Esse era o nome do cara de quatro patas e pelo manos dois anos e meio de vida. A origem e o destino dele após a passagem pelo CCZ só vieram à tona depois do aparecimento do aposentado Maurício Guedes, de 69 anos, que se apresentou como dono do animal, embora o tenha perdido, talvez para sempre. “Fui buscá-lo no CCZ e a gerente, Maria do Carmo (Maria do Carmo de Araújo Ramos), disse que ele era mais meu, tinha sido doado. E ainda mandou castrá-lo. Agora, não sei mais o que fazer para tê-lo de volta.” A auxiliar administrativa Clara Dias, de 39, que tem atividade ligada a cães, adotou o fila, o rebatizou como Adamastor e não quer devolvê-lo.

Pivete (hoje Adamastor) era ajudante do vigia de uma obra que Maurício Guedes toca com o filho na Rua Canápolis, no Bairro da Serra, Região Centro-Sul. O aposentado conta que em 22 de novembro se internou no Hospital Madre Teresa para trocar a prótese instalada em um dos braços.
“Em um domingo (25 de novembro), o vigia se descuidou, e Pivete fugiu. O meu funcionário saiu procurando-o e não o achou.” O cão, talvez, não quisesse ser encontrado ao refugiar-se na drogaria, último lugar onde alguém procuraria um animal perdido. Talvez estivesse cansado de tomar conta de obra em troca de uma alimentação baseada em pelanca de carne, resto de açougue. Segundo Maurício, era o que ele recebia como refeição.

O aposentado conta que saiu do hospital quinta-feira da semana passada, quando ficou sabendo que o cachorro estava no canil municipal. Lá recebeu a informação de que o fila havia sido adotado. O CCZ informa, por meio de nota, que, de acordo com o Decreto Lei 5.616/1987, o animal fica sob a guarda da unidade durante três dias úteis para que o dono possa resgatá-lo. Passado esse prazo, entra no programa de adoção.
Clara Dias se interessou e segunda-feira formalizou a adoção. Embora Maurício diga que não teve contato com que adotou o fila, Clara conta o contrário.

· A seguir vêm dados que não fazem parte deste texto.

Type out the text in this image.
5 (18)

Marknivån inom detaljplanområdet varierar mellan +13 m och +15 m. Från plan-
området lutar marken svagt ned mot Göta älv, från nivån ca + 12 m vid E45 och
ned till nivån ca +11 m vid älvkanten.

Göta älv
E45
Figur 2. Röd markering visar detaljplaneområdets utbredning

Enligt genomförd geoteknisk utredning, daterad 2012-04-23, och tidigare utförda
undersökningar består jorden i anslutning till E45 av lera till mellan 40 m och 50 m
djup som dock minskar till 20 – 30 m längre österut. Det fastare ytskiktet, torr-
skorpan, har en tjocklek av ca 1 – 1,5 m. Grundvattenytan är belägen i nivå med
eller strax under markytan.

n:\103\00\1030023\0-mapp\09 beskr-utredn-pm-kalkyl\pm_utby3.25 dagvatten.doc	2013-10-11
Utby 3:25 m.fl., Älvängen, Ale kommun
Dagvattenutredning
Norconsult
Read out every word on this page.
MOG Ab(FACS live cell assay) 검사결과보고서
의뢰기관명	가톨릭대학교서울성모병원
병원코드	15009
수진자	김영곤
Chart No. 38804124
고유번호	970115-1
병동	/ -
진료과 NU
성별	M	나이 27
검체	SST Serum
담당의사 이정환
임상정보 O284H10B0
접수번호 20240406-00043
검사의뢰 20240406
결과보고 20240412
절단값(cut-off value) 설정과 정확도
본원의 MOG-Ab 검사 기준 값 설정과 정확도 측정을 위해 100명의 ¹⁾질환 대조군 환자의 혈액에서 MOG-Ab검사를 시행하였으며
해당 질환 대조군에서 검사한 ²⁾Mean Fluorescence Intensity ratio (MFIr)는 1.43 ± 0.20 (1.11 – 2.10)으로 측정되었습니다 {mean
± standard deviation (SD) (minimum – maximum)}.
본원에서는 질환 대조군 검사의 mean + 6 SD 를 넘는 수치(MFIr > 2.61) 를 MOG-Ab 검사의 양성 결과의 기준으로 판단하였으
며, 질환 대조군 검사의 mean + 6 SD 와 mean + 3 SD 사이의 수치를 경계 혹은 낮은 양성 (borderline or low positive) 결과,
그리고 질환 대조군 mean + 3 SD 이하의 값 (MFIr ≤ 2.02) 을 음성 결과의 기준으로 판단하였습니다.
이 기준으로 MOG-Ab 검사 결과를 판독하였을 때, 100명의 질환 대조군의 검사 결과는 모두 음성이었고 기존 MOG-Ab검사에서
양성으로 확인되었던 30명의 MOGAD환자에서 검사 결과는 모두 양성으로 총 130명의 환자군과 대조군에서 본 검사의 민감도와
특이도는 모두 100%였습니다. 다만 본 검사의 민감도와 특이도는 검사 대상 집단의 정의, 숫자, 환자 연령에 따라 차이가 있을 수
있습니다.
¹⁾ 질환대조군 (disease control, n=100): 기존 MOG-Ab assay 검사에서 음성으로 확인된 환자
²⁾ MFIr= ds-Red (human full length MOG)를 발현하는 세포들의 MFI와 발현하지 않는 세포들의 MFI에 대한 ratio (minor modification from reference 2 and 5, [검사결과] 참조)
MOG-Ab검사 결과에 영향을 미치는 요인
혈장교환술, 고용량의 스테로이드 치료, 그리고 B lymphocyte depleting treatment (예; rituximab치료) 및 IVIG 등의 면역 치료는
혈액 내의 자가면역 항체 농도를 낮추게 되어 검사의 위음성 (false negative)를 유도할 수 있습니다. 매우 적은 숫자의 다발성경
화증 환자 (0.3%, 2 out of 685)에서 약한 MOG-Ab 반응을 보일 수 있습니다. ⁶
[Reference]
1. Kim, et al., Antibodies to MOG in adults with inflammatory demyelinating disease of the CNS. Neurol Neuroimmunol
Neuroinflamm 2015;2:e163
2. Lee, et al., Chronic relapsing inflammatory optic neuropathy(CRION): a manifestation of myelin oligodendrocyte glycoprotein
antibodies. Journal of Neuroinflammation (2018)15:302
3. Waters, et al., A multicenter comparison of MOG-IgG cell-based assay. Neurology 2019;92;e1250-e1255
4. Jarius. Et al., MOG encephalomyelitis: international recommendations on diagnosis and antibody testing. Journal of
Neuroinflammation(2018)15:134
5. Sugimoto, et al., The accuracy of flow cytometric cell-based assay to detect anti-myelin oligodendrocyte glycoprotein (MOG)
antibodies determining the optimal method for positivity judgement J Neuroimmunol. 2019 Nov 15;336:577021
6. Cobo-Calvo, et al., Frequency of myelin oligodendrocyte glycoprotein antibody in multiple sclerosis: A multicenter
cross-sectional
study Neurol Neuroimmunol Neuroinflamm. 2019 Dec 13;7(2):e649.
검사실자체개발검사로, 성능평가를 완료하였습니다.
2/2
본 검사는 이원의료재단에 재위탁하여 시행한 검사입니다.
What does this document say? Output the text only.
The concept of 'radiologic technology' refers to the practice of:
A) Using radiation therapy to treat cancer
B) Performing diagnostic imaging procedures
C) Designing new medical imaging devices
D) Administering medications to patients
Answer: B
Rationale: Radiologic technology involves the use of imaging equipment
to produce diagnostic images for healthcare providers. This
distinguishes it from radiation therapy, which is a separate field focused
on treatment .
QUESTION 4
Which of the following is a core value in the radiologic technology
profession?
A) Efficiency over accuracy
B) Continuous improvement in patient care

“Li a reportagem sobre o fila (foi publicada no Portal Uai) e me interessei por ele. Cachorro de grande porte, considerado de risco, é sacrificado pelo CCZ se ninguém se habilita a adotá-lo. Salvei um bichinho da morte e hoje ele está feliz, tem uma família. O homem que se apresentou como dono não tinha fotos ou vídeos que comprovassem convivência com o cão”, diz Clara. Ela mantém um serviço de hospedagem para cães no Bairro Castelo, Região da Pampulha. “Não acho certo usar um cachorro como vigia de obra e mudei o nome para Adamastor em homenagem ao chefe do canil do CCZ. Mudei o nome não porque acho Pivete pejorativo, mas por questão de gosto.” O fila foi entregue a ela vacinado, castrado e com um chip.

Sem saber o que mais fazer para reaver o cão, Maurício pediu ajuda a Franklin Oliveira, dono de uma ONG dedicada à proteção de animais e funcionário da Secretaria Municipal de Meio Ambiente, que nada pôde fazer. O caminho para ele, agora ,é o Juizado Especial.
“Mas isso pode ser demorado”, diz o aposentado com uma pequena carga de desânimo na voz. Melhor para Clara Dias. Quanto a Adamastor, ex-Pivete, não se sabe qual desfecho dessa saga o agradará mais.


SAIBA MAIS: ORIGEM EUROPEIA

O fila chegou ao Brasil pelas mãos dos colonizadores europeus. É animal de faro apurado e foi muito usado para ajudar na captura de escravos foragidos. Aqui, a raça cruzou com outros cães e ganhou o nome de fila brasileiro. Tem forte estrutura óssea e foi, ou ainda é, usado também por fazendeiros no trato com os bovinos. Tem temperamento forte, mas domesticado revela-se um cachorro tolerante com crianças, comportado e seguro.